What does it mean to have good boundaries? I've been told that good boundaries are porous. Does that mean that things that hurt me make it through anyway? Does that mean that things that I'd rather not have known make it out?

Yes. Because the alternative is stasis. The work lies in what happens next. Instead of seeing boundaries like walls, I try to envision them as gates into a palace. Each with successively more protection. The reason for the guards isn't to keep everyone out (unless there's an attack) but rather to let people in. To make sure that they're the right person to enter to the next level. Each of these gates creates successive layers to our interconnected circles of trust.

When we make vulnerable work that seeks to make change in the world, we put ourselves at risk. Emotionally, spiritually, and sometimes physically. If we make a piece about trans rights, we may not want a gender critical "activist" to make it to the panel discussion to tell us that we're a travesty to humanity. When we write about an old lover and the effects of the relationship on our work, we may not want them to receive that email.

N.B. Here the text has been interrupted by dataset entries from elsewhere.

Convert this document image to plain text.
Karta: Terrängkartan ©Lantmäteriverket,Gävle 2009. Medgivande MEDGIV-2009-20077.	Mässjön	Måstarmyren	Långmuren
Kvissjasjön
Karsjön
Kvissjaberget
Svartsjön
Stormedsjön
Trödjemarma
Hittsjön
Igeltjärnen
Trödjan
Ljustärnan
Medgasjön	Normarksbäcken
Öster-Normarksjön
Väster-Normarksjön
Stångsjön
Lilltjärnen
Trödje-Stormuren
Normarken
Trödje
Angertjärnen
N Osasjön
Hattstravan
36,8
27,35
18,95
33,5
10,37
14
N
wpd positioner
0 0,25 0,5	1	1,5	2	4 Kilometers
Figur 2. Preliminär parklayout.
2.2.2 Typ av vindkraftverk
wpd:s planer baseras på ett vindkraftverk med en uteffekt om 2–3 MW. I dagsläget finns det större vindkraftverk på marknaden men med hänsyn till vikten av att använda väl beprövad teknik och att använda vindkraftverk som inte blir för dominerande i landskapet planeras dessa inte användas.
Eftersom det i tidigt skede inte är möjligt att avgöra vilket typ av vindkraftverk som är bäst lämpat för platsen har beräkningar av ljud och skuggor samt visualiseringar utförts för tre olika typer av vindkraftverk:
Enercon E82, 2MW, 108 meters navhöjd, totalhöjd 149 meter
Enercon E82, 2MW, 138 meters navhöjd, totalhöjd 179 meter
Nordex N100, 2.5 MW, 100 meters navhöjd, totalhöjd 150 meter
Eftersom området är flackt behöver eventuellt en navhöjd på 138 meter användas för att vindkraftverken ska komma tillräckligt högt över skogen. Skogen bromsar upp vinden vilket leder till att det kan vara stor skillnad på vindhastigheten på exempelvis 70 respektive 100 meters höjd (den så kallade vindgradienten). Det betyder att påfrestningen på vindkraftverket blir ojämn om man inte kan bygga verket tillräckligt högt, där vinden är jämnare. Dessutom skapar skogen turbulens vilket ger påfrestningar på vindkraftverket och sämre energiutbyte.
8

I think of my creative practice like a giant flow of energy that is successively dammed and diverted by the boundaries of the different mediums and distribution channels that I've beginning to engage with. I write everything in my morning pages. It's for no one - I don't ever read it later. I write a bit less in my Akimbo dailies. I edit that post a bit and strip out some workshop specific things to post to my blog (although I am considering how I may want to reconsider how much I share here). I'm considering how this translates to social media. A quipy line for twitter. A photo and vignette for instagram. A video clip of my music for tiktok.

Do you filter your work to protect yourself? Do you understand who your audience is on a particular platform? Do you understand their expectations? Do you work to set expectations for yourself and those that encounter your work? Do you create clear directions for how someone might move inwards or outwards within your circles of trust?

Yet regardless of how much we work to clarify these boundaries and the interchanges between them, things will always slip through. The most important questions come then? How do we respond? How do we direct people back to the right level? How do we redesign the process? We may need new guards, new levels, new expectations. Sometimes the only redesign required is a deep breath.

Ultimately the only person responsible for your own boundaries is you. If someone ends up where you don't want them to be, the only person you can control is still yourself. Do you treat yourself gently in that moment? Or are you busy pulling out the whip to flog the guards who were just doing their best within the imperfect systems that you set up for them.

The truth of being porous, of being vulnerable, of being an artist is that we will be hurt. The courageous bit is when we show up anyway, again, and again, and again. The stupid part is if we don't bring a helmet.